Saturday, October 04, 2014

"Landlords face strikes after predicted rise in pension contributions"

On Friday Inside Housing Magazine reported on some of my comments about how angry UNISON members will be if employers tried to close their pension schemes or raise contributions so high that schemes would have to close anyway since no one could afford to join.

The world is a very different place from where it was 3 years ago, when some employers took advantage of the recession to close schemes or increase contributions. While we are certainly not out of the economic woods yet, most Housing Associations are now enjoying record surpluses and paying their Executives inflation plus pay rises and bonuses.

Modern day Defined benefit pension schemes are affordable and sustainable. If any employer decides now that it wants its employees to end up dying in miserable retirement poverty then they could find themselves in for a fight.


Bryan Kennedy said...

Sadly,SHPS (The Pensions Trust) has itself done a lot of damage both forcing the closure of final salary schemes for those employers in the sector with little or no housing assets, the NHF and Equinox are two notable examples the the Unite Housing branch had to deal with.

For larger Housing Associations, you are absolutely right to point out that increased surpluses should sway them to maintain final salary schemes where they exist. Even more so since the hypothetical pension liabilities, which are due to increase , are set against the overall asset portfolio of the associations, which as they are based on residential property prices, have also increased. As such, Housing Associations should be able to absorb the (temporary) extra liability on their balance sheet for the next few years.

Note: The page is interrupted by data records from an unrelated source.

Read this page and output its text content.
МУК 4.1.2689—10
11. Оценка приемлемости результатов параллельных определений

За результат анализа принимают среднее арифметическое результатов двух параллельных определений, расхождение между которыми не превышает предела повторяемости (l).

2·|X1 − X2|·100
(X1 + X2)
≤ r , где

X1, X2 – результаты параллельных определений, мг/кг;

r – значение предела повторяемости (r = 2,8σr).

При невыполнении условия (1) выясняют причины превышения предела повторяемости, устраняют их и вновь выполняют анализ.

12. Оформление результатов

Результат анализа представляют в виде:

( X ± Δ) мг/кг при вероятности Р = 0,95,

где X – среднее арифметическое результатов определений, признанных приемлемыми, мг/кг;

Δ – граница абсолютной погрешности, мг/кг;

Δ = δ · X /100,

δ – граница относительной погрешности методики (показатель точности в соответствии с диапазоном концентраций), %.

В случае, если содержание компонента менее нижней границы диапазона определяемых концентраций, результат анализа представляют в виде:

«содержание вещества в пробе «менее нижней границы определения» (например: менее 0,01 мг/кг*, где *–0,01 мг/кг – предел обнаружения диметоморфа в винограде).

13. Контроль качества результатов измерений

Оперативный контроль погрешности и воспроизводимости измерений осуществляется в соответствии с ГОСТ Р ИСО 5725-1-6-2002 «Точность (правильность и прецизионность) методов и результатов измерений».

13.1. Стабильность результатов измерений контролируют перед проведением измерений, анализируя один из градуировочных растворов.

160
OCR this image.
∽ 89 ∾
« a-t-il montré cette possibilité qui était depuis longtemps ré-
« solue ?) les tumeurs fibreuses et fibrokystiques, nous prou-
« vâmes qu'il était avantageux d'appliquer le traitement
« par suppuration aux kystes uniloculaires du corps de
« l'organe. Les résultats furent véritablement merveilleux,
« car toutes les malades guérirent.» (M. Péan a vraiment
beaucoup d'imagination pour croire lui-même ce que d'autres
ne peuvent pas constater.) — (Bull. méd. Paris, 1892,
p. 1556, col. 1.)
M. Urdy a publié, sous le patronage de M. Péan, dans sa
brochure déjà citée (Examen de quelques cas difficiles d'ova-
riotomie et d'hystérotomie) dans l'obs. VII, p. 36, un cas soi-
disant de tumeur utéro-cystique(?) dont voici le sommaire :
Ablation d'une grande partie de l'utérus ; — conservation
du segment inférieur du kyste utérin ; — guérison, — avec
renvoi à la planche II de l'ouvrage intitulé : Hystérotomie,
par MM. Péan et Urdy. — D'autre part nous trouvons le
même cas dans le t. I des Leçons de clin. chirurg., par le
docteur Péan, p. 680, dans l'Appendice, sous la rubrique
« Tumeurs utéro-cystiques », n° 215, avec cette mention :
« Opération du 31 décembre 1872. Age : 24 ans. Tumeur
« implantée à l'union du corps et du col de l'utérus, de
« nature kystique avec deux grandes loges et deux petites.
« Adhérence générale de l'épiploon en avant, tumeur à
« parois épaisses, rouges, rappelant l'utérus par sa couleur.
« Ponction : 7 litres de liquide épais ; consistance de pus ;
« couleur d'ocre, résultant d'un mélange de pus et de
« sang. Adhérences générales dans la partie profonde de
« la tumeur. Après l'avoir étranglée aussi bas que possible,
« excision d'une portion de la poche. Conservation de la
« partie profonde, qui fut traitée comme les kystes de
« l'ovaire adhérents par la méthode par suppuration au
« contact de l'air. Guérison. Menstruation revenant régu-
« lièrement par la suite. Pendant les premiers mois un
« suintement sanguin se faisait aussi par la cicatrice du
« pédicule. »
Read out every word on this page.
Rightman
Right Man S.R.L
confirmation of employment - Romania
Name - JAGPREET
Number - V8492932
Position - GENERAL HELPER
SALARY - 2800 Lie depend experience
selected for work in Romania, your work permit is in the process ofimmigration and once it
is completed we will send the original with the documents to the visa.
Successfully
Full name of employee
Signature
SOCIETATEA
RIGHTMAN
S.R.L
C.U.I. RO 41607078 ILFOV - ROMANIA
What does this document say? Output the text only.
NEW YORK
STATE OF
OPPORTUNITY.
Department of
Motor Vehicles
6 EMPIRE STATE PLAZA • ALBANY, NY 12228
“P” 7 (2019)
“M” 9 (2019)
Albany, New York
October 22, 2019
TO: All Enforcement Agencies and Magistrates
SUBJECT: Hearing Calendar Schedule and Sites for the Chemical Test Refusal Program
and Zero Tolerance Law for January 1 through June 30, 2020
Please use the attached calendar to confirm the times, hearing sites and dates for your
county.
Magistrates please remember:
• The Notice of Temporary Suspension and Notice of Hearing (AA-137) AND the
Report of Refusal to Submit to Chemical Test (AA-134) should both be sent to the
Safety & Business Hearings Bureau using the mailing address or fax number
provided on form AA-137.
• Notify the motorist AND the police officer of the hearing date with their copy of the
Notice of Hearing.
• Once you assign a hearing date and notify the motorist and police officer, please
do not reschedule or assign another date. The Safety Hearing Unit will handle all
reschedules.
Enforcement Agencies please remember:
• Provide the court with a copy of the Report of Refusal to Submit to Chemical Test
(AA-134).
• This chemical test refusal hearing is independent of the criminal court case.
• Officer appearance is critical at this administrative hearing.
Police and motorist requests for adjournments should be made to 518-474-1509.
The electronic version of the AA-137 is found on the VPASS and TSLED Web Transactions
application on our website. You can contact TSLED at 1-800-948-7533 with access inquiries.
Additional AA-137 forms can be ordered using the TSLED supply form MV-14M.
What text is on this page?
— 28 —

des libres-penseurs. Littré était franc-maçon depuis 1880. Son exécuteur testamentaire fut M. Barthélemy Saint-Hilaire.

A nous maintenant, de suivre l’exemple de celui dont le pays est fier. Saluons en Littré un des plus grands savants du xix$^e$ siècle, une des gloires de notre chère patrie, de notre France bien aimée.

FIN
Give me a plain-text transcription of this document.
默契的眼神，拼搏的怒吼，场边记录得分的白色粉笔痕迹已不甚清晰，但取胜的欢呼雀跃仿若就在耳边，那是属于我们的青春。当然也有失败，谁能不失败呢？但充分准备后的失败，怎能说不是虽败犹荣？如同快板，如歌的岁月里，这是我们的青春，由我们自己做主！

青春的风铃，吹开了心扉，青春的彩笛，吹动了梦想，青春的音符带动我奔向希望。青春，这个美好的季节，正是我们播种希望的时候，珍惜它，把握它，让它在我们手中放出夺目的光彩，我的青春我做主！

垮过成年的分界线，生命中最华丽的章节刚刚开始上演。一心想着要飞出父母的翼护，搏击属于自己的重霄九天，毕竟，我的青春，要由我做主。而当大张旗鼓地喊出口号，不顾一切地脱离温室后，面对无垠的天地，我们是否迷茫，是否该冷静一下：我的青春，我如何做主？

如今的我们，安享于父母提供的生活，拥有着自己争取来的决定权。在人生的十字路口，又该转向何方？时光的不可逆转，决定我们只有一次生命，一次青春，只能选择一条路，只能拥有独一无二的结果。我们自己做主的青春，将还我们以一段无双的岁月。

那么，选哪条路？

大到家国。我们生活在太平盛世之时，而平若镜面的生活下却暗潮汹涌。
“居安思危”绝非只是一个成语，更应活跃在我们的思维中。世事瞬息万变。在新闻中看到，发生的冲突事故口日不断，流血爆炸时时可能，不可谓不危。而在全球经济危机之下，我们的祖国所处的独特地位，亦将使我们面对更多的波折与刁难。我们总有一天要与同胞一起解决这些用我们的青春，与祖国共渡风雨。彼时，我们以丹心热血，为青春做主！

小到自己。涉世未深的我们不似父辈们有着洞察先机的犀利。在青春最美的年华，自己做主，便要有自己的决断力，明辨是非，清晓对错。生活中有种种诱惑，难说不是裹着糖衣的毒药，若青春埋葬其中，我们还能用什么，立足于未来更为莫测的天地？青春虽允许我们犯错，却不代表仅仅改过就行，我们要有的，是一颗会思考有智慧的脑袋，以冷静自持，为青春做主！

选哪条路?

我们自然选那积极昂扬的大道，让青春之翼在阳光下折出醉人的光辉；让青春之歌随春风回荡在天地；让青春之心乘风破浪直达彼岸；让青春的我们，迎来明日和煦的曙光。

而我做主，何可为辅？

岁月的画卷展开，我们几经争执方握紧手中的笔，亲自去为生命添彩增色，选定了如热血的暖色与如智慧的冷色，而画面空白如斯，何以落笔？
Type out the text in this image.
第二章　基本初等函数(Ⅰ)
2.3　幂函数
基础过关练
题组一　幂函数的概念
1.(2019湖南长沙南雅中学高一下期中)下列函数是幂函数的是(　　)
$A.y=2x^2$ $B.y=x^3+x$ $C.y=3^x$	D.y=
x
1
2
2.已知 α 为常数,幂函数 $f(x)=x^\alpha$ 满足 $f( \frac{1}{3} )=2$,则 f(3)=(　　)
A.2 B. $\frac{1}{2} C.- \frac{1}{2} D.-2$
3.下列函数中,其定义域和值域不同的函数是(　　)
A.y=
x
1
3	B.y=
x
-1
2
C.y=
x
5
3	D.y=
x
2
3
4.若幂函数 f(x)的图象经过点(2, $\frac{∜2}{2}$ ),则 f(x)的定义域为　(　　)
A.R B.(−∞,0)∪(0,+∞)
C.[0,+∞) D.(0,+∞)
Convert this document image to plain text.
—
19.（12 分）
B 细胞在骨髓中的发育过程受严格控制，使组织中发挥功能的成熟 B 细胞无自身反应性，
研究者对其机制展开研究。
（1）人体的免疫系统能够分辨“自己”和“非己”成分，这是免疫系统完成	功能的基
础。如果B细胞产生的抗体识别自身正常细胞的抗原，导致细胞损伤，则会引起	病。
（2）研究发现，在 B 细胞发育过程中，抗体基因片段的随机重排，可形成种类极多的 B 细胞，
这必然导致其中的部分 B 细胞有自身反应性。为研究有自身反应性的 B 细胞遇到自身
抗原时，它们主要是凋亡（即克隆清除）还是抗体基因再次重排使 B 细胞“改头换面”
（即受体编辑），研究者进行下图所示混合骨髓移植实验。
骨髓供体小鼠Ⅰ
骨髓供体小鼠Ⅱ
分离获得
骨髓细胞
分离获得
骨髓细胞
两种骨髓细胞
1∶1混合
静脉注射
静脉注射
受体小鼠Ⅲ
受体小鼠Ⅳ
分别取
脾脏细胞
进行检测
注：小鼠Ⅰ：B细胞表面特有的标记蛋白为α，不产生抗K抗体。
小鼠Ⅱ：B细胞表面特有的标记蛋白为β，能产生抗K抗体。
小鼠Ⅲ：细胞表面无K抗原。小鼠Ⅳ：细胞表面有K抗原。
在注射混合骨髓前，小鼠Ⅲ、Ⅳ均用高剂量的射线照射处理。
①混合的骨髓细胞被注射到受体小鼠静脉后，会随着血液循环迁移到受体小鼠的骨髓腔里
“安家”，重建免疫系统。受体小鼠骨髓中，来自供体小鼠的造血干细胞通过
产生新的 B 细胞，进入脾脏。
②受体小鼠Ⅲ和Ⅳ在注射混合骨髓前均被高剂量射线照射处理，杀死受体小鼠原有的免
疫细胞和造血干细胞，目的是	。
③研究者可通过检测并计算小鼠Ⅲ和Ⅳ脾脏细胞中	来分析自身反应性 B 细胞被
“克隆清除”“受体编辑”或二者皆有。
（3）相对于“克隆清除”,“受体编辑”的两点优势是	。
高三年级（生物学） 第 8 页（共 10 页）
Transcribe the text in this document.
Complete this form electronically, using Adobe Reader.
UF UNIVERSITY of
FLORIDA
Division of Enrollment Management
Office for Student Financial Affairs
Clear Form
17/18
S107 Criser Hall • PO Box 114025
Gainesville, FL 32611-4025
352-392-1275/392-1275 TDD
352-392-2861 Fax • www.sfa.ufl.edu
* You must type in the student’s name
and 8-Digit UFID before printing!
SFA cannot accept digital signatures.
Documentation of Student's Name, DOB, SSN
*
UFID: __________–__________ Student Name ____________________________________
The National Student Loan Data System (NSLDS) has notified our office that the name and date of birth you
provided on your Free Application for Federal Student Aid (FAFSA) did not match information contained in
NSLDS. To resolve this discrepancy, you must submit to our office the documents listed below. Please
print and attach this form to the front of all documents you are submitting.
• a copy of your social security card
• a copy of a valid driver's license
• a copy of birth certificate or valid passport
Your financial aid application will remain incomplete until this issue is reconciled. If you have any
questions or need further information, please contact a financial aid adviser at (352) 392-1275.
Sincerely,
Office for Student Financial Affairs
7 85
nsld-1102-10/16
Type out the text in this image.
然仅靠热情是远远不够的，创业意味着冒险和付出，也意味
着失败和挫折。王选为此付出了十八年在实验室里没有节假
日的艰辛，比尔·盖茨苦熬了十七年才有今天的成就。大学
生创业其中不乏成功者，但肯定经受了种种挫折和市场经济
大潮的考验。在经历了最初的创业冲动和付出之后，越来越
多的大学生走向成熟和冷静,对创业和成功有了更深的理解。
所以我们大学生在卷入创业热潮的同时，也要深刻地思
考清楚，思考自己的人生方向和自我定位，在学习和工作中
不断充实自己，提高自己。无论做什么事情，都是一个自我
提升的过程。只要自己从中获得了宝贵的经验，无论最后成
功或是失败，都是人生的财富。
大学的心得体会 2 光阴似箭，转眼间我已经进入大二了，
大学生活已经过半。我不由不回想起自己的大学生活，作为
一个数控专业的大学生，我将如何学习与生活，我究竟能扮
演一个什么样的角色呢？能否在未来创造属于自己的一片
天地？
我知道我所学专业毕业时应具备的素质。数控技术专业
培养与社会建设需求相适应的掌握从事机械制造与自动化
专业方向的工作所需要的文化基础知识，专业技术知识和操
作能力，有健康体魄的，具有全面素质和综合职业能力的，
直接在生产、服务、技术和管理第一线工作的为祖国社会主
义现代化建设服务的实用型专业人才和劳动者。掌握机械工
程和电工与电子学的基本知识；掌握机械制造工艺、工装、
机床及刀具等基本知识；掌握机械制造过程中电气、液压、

In terms of collective bargaining, I have found the management side have been somewhat more sympathetic to union demands to maintain final salary schemes where they exist. Unlike other union demands that increase the overall wage bill (.e.g. inflationary pay increases), almost Senior Managers and Exectutives in Housing are long term members of the final salary (DB) schemes (a very high level of membership in DB compared to low levels for frontline staff before auto-enrolment), as such they also have most to lose when the schemes close. With the principle in mind that 'turkeys don't like to vote for Christmas" it is possible to gain a sympathetic ear from Executives when bargaining on pensions.

John Gray said...

Good points (as usual) Bryan. Ironically I am not a fan of Final Salary Schemes because they tend to favour the higher paid (a decent - note decent career average is much better and fairer).

Apart from the fundamental argument that the social mission of housing associations should not be in any way about ensuring a miserable old age for its workers. The thing that we need to keep banging on about with Pensions is that getting rid of the scheme does not in any way get rid of any deficit. It can make things worse.

also the yardstick by which they measure "deficits" is broken. Gilt yields are at record lows. They are so low that investors are actually paying the government for the privilege of borrowing from them. This is unsustainable. Yields will rise and liabilities will collapse.

It will be the case of "deficits? What deficits?". We could even be back to the roller coaster of massive pension surpluses.